Andrew Rosen, a Miller Research Fellow at the University of California, Berkeley (UC Berkeley), is the lead scientist of this work. He collaborated with a team of materials researchers, chemists, and chemical engineers from UC Berkeley, Lawrence Berkeley National Laboratory (LBNL), and Northwestern University. They discovered a robust methodology for accelerating accurate predictions of MOF bandgaps by using density functional theory (DFT) and machine learning. Rosen underlines the significance of the QMOF Database: “It can require thousands of computing hours to predict a MOF bandgap with density functional theory. [O]ur machine learning model reduces the compute time to less than a second per material with high accuracy.”

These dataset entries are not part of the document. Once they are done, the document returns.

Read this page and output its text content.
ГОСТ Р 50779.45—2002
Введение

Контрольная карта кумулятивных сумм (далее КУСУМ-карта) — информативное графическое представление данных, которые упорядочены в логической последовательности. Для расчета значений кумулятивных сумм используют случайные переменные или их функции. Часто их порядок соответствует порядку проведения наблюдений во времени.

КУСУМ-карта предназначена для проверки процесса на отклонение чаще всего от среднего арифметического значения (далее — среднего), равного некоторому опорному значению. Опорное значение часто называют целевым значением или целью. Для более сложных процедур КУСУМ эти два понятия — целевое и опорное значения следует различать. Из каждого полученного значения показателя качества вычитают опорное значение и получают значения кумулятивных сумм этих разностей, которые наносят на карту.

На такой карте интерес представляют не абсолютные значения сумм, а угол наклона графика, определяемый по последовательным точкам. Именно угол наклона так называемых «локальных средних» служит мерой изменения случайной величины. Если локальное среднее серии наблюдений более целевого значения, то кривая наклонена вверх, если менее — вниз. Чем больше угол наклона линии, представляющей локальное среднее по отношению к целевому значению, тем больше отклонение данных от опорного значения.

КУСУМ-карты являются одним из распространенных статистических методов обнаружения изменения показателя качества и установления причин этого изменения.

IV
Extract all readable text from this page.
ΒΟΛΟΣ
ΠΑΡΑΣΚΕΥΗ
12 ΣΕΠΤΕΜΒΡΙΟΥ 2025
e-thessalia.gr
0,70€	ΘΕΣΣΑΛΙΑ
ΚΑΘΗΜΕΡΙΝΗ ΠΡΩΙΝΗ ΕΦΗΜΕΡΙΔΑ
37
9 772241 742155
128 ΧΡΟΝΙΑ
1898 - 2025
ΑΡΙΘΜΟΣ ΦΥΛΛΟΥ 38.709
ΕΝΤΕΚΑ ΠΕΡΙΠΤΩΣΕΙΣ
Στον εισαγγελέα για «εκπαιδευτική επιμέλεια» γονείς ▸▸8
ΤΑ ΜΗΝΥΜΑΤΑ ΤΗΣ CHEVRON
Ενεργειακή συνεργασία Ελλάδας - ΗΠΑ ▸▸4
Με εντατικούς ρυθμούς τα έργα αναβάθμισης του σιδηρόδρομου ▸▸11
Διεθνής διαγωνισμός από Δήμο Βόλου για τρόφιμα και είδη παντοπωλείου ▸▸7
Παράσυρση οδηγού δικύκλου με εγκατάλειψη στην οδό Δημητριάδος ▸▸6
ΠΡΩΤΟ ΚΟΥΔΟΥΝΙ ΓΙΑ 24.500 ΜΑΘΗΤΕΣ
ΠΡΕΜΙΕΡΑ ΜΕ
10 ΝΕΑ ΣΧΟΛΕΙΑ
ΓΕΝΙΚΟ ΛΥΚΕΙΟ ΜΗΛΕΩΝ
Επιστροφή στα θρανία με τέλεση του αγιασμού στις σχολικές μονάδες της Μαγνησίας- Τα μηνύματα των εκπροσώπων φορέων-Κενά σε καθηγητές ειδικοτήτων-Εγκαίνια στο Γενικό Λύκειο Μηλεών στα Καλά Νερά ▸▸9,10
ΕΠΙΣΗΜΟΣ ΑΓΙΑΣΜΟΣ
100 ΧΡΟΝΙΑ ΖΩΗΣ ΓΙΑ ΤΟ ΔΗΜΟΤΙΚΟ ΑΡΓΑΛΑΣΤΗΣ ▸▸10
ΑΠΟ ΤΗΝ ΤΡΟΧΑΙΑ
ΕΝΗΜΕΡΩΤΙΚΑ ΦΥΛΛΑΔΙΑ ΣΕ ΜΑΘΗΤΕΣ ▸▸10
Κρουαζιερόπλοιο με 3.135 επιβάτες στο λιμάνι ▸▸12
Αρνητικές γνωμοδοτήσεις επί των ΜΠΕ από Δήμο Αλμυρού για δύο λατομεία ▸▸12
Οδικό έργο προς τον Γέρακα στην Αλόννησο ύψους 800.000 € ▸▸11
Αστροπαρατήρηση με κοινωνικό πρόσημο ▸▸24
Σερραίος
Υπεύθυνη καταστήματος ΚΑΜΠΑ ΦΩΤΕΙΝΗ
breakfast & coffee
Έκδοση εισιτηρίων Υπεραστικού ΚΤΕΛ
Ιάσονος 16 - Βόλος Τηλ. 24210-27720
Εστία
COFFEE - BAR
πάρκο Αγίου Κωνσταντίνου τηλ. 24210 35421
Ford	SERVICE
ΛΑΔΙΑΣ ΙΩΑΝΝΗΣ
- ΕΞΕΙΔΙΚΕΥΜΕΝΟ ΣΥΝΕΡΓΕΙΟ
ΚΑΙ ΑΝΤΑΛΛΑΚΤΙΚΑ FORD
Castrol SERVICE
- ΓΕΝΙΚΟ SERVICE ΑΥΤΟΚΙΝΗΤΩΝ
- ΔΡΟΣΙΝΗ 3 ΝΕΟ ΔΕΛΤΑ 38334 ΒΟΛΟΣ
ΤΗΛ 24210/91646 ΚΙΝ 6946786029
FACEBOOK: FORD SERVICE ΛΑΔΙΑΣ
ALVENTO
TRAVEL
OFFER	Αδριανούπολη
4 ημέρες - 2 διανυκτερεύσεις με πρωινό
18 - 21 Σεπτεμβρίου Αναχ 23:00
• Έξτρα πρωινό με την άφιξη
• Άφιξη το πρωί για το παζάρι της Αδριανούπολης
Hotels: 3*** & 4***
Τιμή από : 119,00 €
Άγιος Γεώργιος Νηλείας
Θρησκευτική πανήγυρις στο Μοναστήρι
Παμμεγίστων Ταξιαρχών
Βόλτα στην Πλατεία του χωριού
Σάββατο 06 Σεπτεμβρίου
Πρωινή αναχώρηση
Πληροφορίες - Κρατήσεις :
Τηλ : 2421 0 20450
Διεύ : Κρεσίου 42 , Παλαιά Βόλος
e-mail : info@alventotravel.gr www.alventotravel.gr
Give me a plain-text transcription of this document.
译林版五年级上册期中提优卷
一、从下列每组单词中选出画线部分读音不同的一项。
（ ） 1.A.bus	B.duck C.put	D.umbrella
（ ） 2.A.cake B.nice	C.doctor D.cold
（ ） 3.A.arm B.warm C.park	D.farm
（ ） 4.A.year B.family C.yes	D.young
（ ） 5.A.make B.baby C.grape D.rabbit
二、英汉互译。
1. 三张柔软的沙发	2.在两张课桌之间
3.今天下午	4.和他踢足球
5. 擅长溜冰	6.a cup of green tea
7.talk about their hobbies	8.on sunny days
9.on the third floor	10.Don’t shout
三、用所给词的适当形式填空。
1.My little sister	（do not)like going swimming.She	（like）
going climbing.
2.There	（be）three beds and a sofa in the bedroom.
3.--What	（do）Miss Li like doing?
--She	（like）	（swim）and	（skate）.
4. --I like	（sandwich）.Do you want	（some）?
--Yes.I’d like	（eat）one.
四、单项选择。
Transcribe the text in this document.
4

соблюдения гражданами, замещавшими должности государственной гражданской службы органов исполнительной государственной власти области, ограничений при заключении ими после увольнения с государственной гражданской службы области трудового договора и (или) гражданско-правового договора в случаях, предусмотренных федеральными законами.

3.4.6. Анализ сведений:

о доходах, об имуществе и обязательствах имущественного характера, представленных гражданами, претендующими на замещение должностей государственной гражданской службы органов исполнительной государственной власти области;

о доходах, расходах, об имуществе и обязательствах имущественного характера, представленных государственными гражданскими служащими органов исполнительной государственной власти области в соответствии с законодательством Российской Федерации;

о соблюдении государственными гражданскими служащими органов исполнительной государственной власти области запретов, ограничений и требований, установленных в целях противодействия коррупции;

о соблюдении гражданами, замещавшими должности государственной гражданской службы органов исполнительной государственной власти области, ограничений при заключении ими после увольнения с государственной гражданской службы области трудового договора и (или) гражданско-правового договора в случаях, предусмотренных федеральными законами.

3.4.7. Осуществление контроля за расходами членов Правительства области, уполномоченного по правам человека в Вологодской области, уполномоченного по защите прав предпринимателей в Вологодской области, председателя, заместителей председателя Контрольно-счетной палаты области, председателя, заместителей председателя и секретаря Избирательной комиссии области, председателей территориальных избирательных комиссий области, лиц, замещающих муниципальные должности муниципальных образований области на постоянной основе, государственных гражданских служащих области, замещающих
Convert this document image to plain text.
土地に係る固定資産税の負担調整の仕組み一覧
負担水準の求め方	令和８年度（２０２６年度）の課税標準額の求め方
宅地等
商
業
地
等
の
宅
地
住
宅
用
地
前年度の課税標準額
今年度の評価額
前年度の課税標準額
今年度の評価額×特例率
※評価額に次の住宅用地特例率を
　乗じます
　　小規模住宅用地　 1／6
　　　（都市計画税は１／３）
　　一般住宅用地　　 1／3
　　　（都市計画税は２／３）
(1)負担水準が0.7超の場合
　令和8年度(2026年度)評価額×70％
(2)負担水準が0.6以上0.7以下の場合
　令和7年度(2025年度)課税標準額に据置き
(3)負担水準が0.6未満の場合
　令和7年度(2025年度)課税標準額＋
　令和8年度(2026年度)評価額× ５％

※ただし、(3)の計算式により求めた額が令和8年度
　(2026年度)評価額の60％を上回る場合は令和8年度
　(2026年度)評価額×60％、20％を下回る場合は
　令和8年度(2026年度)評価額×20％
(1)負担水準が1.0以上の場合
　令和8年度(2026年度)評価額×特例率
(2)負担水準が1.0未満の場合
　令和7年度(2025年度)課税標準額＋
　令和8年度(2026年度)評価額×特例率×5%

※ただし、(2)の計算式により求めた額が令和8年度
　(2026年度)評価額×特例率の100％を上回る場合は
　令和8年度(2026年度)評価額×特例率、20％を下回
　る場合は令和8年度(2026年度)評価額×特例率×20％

A MOF is a hybrid class of metallic centers and organic ligands that form porous crystalline materials with tunable structures. The vast numbers of available metallic and organic units produce a wide variety of MOFs that can be tailored for applications such as photocatalysis, energy conversion, drug delivery, and microelectronics. Aron Walsh, a professor from the Department of Materials at Imperial College London, commended these findings: “Density functional theory has become a powerful tool for materials modeling. Although we generally understand its performance limitations for organic and inorganic crystals, metal–organic frameworks are less well-understood, which makes this an important study.”

The QMOF Database accelerates the predictions of MOF bandgaps based on four different density functional approximations. The researchers have combined data from the relatively inexpensive Perdew–Burke–Ernzerhof (PBE) electronic structure properties with smaller amounts of higher accuracy data from one of three functionals (HLE17, HSE06, and HSE06*) using different machine learning models called multi-task and multi-fidelity neural network models to efficiently predict high-quality data for over 20,000 MOFs.

Walsh says, “They show that using a hybrid exchange–correlation functional results in a blueshift in the distribution of MOF bandgaps and that the trends can be reproduced using various statistical models.” This breakthrough serves to pave the way for expedited materials discovery and design.

Regarding future work, Rosen says, “Could we predict the thermodynamic properties and chemical stability of metal–organic frameworks? Could we understand and predict their mechanical properties from machine learning? These are all possibilities we can derive from quantum mechanical calculations.”